Born from Disaster. Built Over Decades.
In 1989, the Exxon Valdez ran aground in Prince William Sound, spilling 11 million gallons of crude oil into Alaskan waters. The cleanup was slow, destructive, and incomplete - relying on dispersants, hot water, and mechanical skimming that caused further environmental harm while recovering only a fraction of the oil.
Watching the disaster unfold, Dr. William Wismann asked a different question: what if oil could be separated from its environment - without harm? Not dissolved. Not burned. Not pushed around. Separated - cleanly, selectively, and completely.
That question led to the invention of the Polar Selective Agent (PSA).
In the early 1990s, during technology exchanges in post-Soviet Russia, Dr. David Martin was commissioned to evaluate Wismann's breakthrough. His foundational work on the hyperpolarization of matter provided the theoretical framework that explained how PSA functions at the molecular level.

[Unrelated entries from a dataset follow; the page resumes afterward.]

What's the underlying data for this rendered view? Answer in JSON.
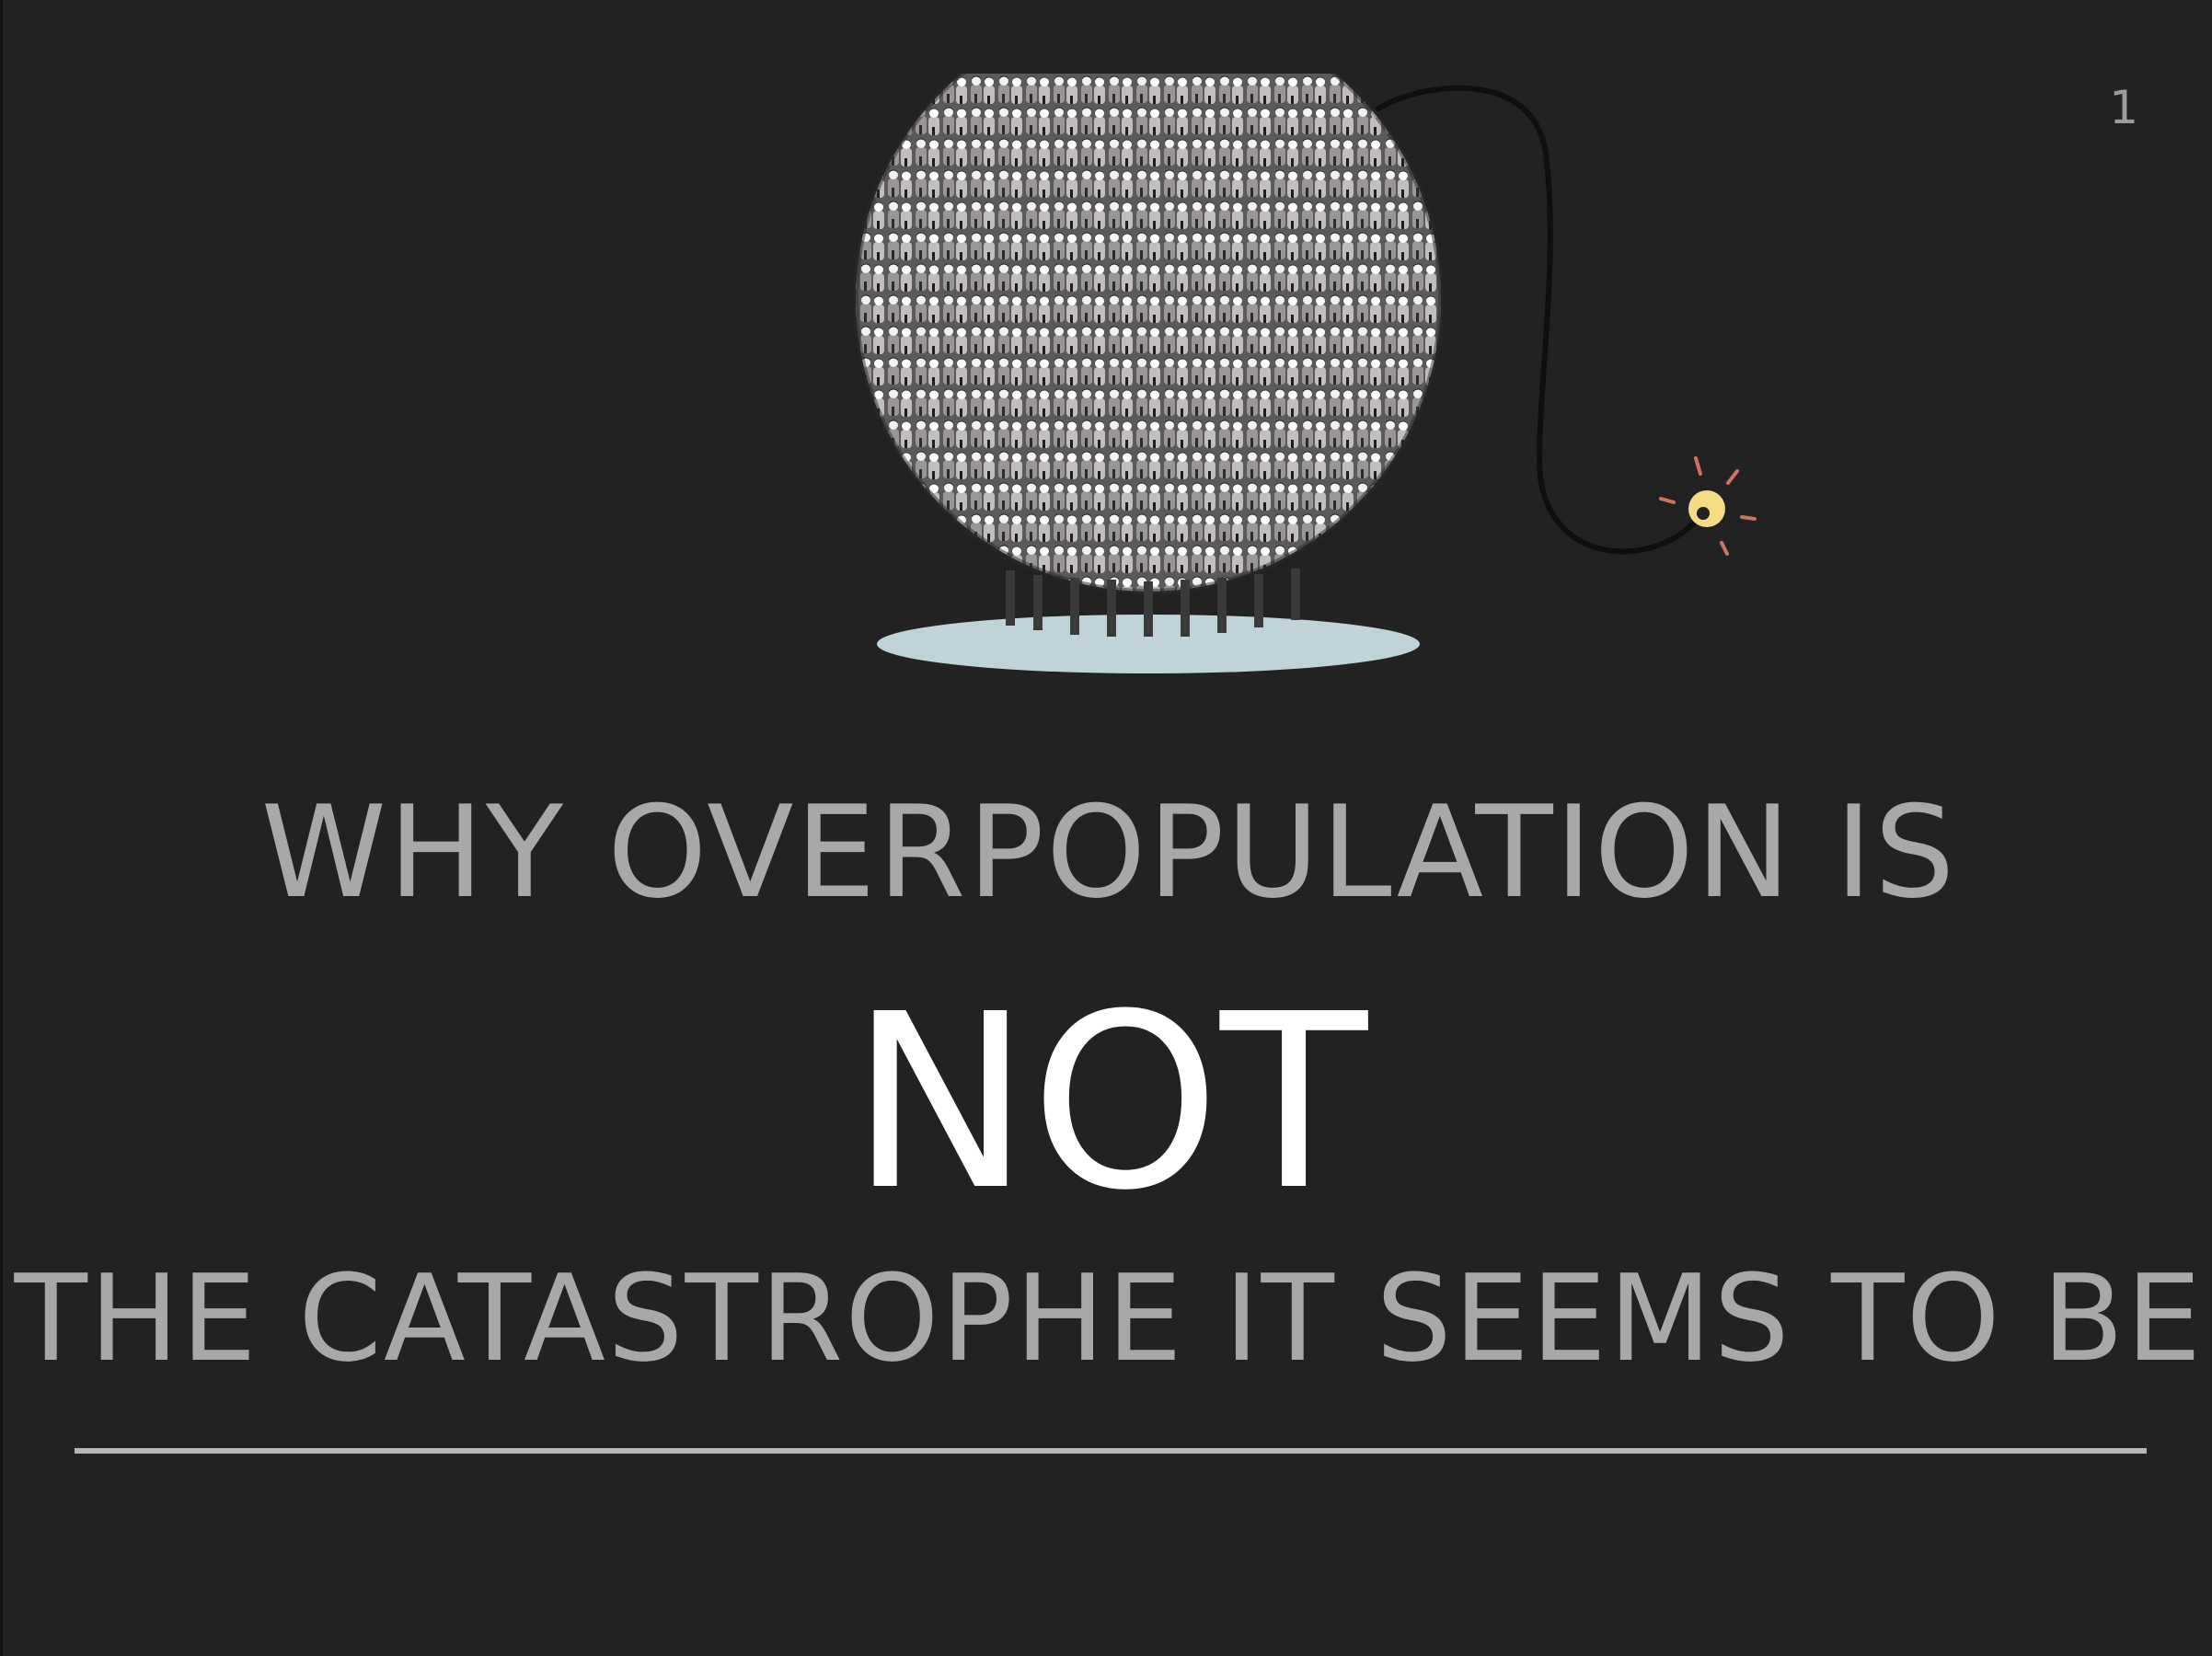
{
  "slide": {
    "number": "1",
    "title_line_1": "WHY OVERPOPULATION IS",
    "title_emphasis": "NOT",
    "title_line_3": "THE CATASTROPHE IT SEEMS TO BE"
  },
  "illustration": {
    "name": "crowd-bomb-illustration",
    "parts": [
      "crowd-sphere",
      "fuse",
      "spark",
      "ground-shadow"
    ]
  },
  "colors": {
    "background": "#222222",
    "title_grey": "#a8a8a8",
    "emphasis_white": "#ffffff",
    "rule_grey": "#b6b6b6",
    "shadow_blue": "#bfd3d8",
    "spark_yellow": "#f3dc84",
    "spark_rays": "#d0735c"
  }
}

That meeting began a partnership that has now lasted more than thirty years.
Together, Wismann's invention and Martin's science formed the basis of everything RASA does today. Over three decades, PSA was refined and applied across medical technology, electronics manufacturing, and environmental remediation. Now, with the technology perfected for hydrocarbons - the foundation of global industry - RASA is advancing its commercial deployment through direct operations and partners worldwide.